In deze zaak heeft de Centrale Raad van Beroep op 9 maart 2015 uitspraak gedaan in hoger beroep tegen een eerdere uitspraak van de rechtbank Zeeland-West-Brabant. De appellant, die een herziening van zijn WAO-uitkering aanvoert, stelt dat hij door lichamelijke en psychische klachten niet in staat is om op de arbeidsmarkt te functioneren. De rechtbank had eerder geoordeeld dat de arbeidsongeschiktheidsklasse van de appellant op grond van de Wet op de arbeidsongeschiktheidsverzekering (WAO) met ingang van 25 september 2011 ongewijzigd 15 tot 25% bedraagt.
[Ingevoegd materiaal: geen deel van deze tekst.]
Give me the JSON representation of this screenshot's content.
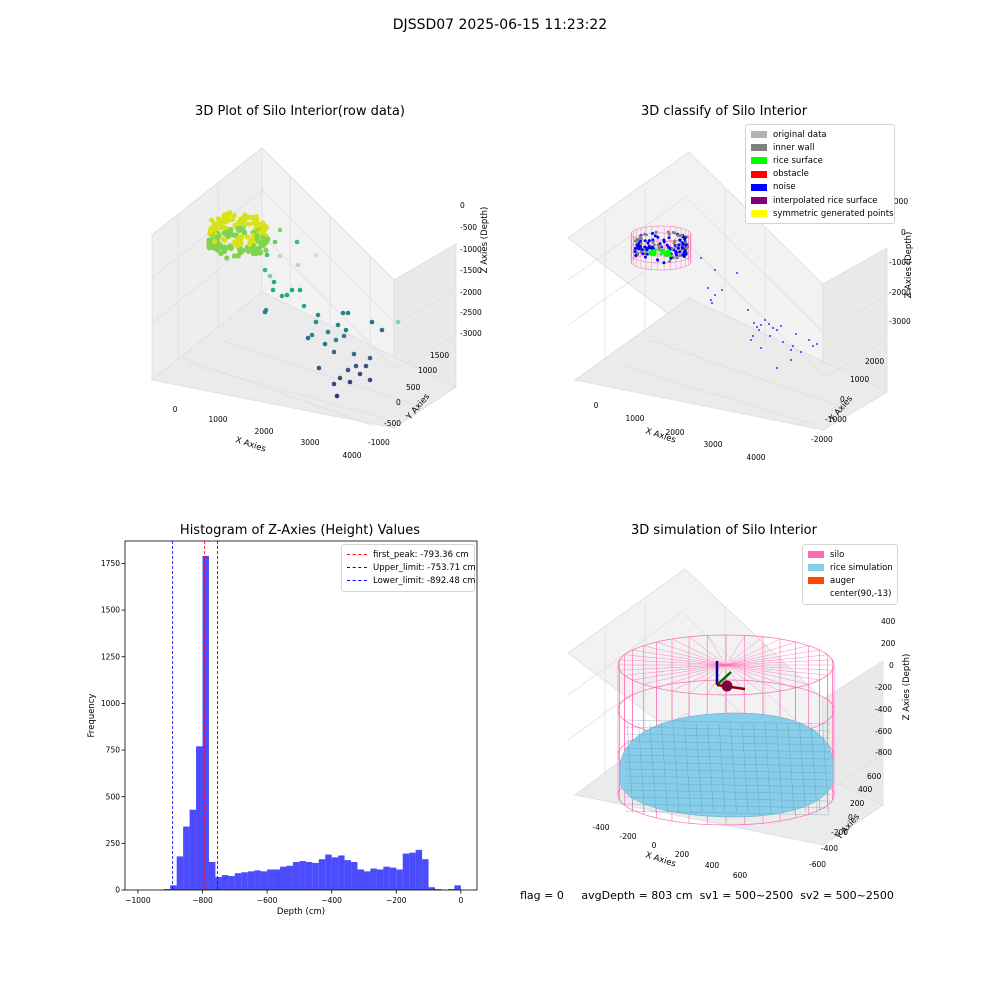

Appellant heeft in hoger beroep aangevoerd dat de rechtbank onvoldoende gemotiveerd heeft geoordeeld en dat zijn klachten niet adequaat zijn meegenomen in de beoordeling van zijn beperkingen.
De Raad heeft de argumenten van de appellant en de rapporten van verschillende medisch adviseurs en verzekeringsartsen in overweging genomen. De Raad oordeelt dat de rapporten van de verzekeringsartsen zorgvuldig zijn opgesteld en dat de rechtbank terecht heeft geoordeeld dat de verzekeringsartsen in de Functionele Mogelijkhedenlijst (FML) van 19 oktober 2011 voldoende beperkingen hebben aangenomen. De Raad concludeert dat de appellant in staat is om de geselecteerde functies te verrichten, ondanks zijn klachten. De Raad bevestigt de uitspraak van de rechtbank en wijst het hoger beroep van de appellant af.
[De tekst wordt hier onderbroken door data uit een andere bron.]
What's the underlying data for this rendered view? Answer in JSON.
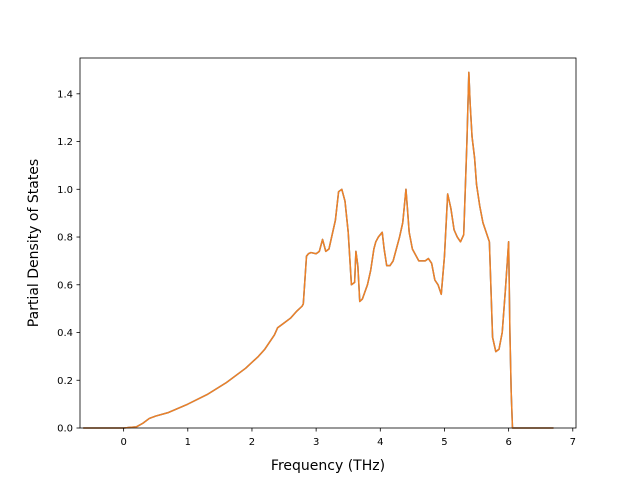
{
  "chart_data": {
    "type": "line",
    "title": "",
    "xlabel": "Frequency (THz)",
    "ylabel": "Partial Density of States",
    "xlim": [
      -0.68,
      7.05
    ],
    "ylim": [
      0.0,
      1.55
    ],
    "xticks": [
      0,
      1,
      2,
      3,
      4,
      5,
      6,
      7
    ],
    "yticks": [
      0.0,
      0.2,
      0.4,
      0.6,
      0.8,
      1.0,
      1.2,
      1.4
    ],
    "ytick_labels": [
      "0.0",
      "0.2",
      "0.4",
      "0.6",
      "0.8",
      "1.0",
      "1.2",
      "1.4"
    ],
    "grid": false,
    "legend": null,
    "series": [
      {
        "color": "#2f6fb1",
        "x": [
          -0.63,
          0.0,
          0.2,
          0.3,
          0.4,
          0.5,
          0.7,
          1.0,
          1.3,
          1.6,
          1.9,
          2.1,
          2.2,
          2.3,
          2.35,
          2.4,
          2.5,
          2.6,
          2.7,
          2.78,
          2.8,
          2.85,
          2.88,
          2.92,
          3.0,
          3.05,
          3.1,
          3.15,
          3.2,
          3.3,
          3.35,
          3.4,
          3.45,
          3.5,
          3.55,
          3.6,
          3.62,
          3.65,
          3.68,
          3.72,
          3.8,
          3.85,
          3.9,
          3.93,
          3.97,
          4.0,
          4.03,
          4.06,
          4.1,
          4.15,
          4.2,
          4.3,
          4.35,
          4.4,
          4.42,
          4.45,
          4.5,
          4.6,
          4.7,
          4.75,
          4.8,
          4.85,
          4.9,
          4.95,
          5.0,
          5.05,
          5.1,
          5.15,
          5.2,
          5.25,
          5.3,
          5.35,
          5.38,
          5.4,
          5.43,
          5.47,
          5.5,
          5.55,
          5.6,
          5.65,
          5.7,
          5.75,
          5.8,
          5.85,
          5.9,
          5.95,
          6.0,
          6.02,
          6.04,
          6.06,
          6.7
        ],
        "y": [
          0.0,
          0.0,
          0.005,
          0.02,
          0.04,
          0.05,
          0.065,
          0.1,
          0.14,
          0.19,
          0.25,
          0.3,
          0.33,
          0.37,
          0.39,
          0.42,
          0.44,
          0.46,
          0.49,
          0.51,
          0.52,
          0.72,
          0.73,
          0.735,
          0.73,
          0.74,
          0.79,
          0.74,
          0.75,
          0.87,
          0.99,
          1.0,
          0.95,
          0.82,
          0.6,
          0.61,
          0.74,
          0.68,
          0.53,
          0.54,
          0.6,
          0.66,
          0.75,
          0.78,
          0.8,
          0.81,
          0.82,
          0.75,
          0.68,
          0.68,
          0.7,
          0.8,
          0.86,
          1.0,
          0.93,
          0.82,
          0.75,
          0.7,
          0.7,
          0.71,
          0.69,
          0.62,
          0.6,
          0.56,
          0.72,
          0.98,
          0.92,
          0.83,
          0.8,
          0.78,
          0.81,
          1.2,
          1.49,
          1.36,
          1.22,
          1.13,
          1.02,
          0.93,
          0.86,
          0.82,
          0.78,
          0.38,
          0.32,
          0.33,
          0.4,
          0.58,
          0.78,
          0.4,
          0.15,
          0.0,
          0.0
        ]
      },
      {
        "color": "#ee8126",
        "x": [
          -0.63,
          0.0,
          0.2,
          0.3,
          0.4,
          0.5,
          0.7,
          1.0,
          1.3,
          1.6,
          1.9,
          2.1,
          2.2,
          2.3,
          2.35,
          2.4,
          2.5,
          2.6,
          2.7,
          2.78,
          2.8,
          2.85,
          2.88,
          2.92,
          3.0,
          3.05,
          3.1,
          3.15,
          3.2,
          3.3,
          3.35,
          3.4,
          3.45,
          3.5,
          3.55,
          3.6,
          3.62,
          3.65,
          3.68,
          3.72,
          3.8,
          3.85,
          3.9,
          3.93,
          3.97,
          4.0,
          4.03,
          4.06,
          4.1,
          4.15,
          4.2,
          4.3,
          4.35,
          4.4,
          4.42,
          4.45,
          4.5,
          4.6,
          4.7,
          4.75,
          4.8,
          4.85,
          4.9,
          4.95,
          5.0,
          5.05,
          5.1,
          5.15,
          5.2,
          5.25,
          5.3,
          5.35,
          5.38,
          5.4,
          5.43,
          5.47,
          5.5,
          5.55,
          5.6,
          5.65,
          5.7,
          5.75,
          5.8,
          5.85,
          5.9,
          5.95,
          6.0,
          6.02,
          6.04,
          6.06,
          6.7
        ],
        "y": [
          0.0,
          0.0,
          0.005,
          0.02,
          0.04,
          0.05,
          0.065,
          0.1,
          0.14,
          0.19,
          0.25,
          0.3,
          0.33,
          0.37,
          0.39,
          0.42,
          0.44,
          0.46,
          0.49,
          0.51,
          0.52,
          0.72,
          0.73,
          0.735,
          0.73,
          0.74,
          0.79,
          0.74,
          0.75,
          0.87,
          0.99,
          1.0,
          0.95,
          0.82,
          0.6,
          0.61,
          0.74,
          0.68,
          0.53,
          0.54,
          0.6,
          0.66,
          0.75,
          0.78,
          0.8,
          0.81,
          0.82,
          0.75,
          0.68,
          0.68,
          0.7,
          0.8,
          0.86,
          1.0,
          0.93,
          0.82,
          0.75,
          0.7,
          0.7,
          0.71,
          0.69,
          0.62,
          0.6,
          0.56,
          0.72,
          0.98,
          0.92,
          0.83,
          0.8,
          0.78,
          0.81,
          1.2,
          1.49,
          1.36,
          1.22,
          1.13,
          1.02,
          0.93,
          0.86,
          0.82,
          0.78,
          0.38,
          0.32,
          0.33,
          0.4,
          0.58,
          0.78,
          0.4,
          0.15,
          0.0,
          0.0
        ]
      }
    ]
  }
}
Daarnaast heeft de Raad de proceskosten van de appellant in beroep en hoger beroep vergoed, tot een totaalbedrag van € 996,02, en het griffierecht van € 160,- aan de appellant toegewezen. De uitspraak is gedaan door I.M.J. Hilhorst-Hagen, met J.R. van Ravenstein als griffier, en is openbaar uitgesproken op 9 maart 2015.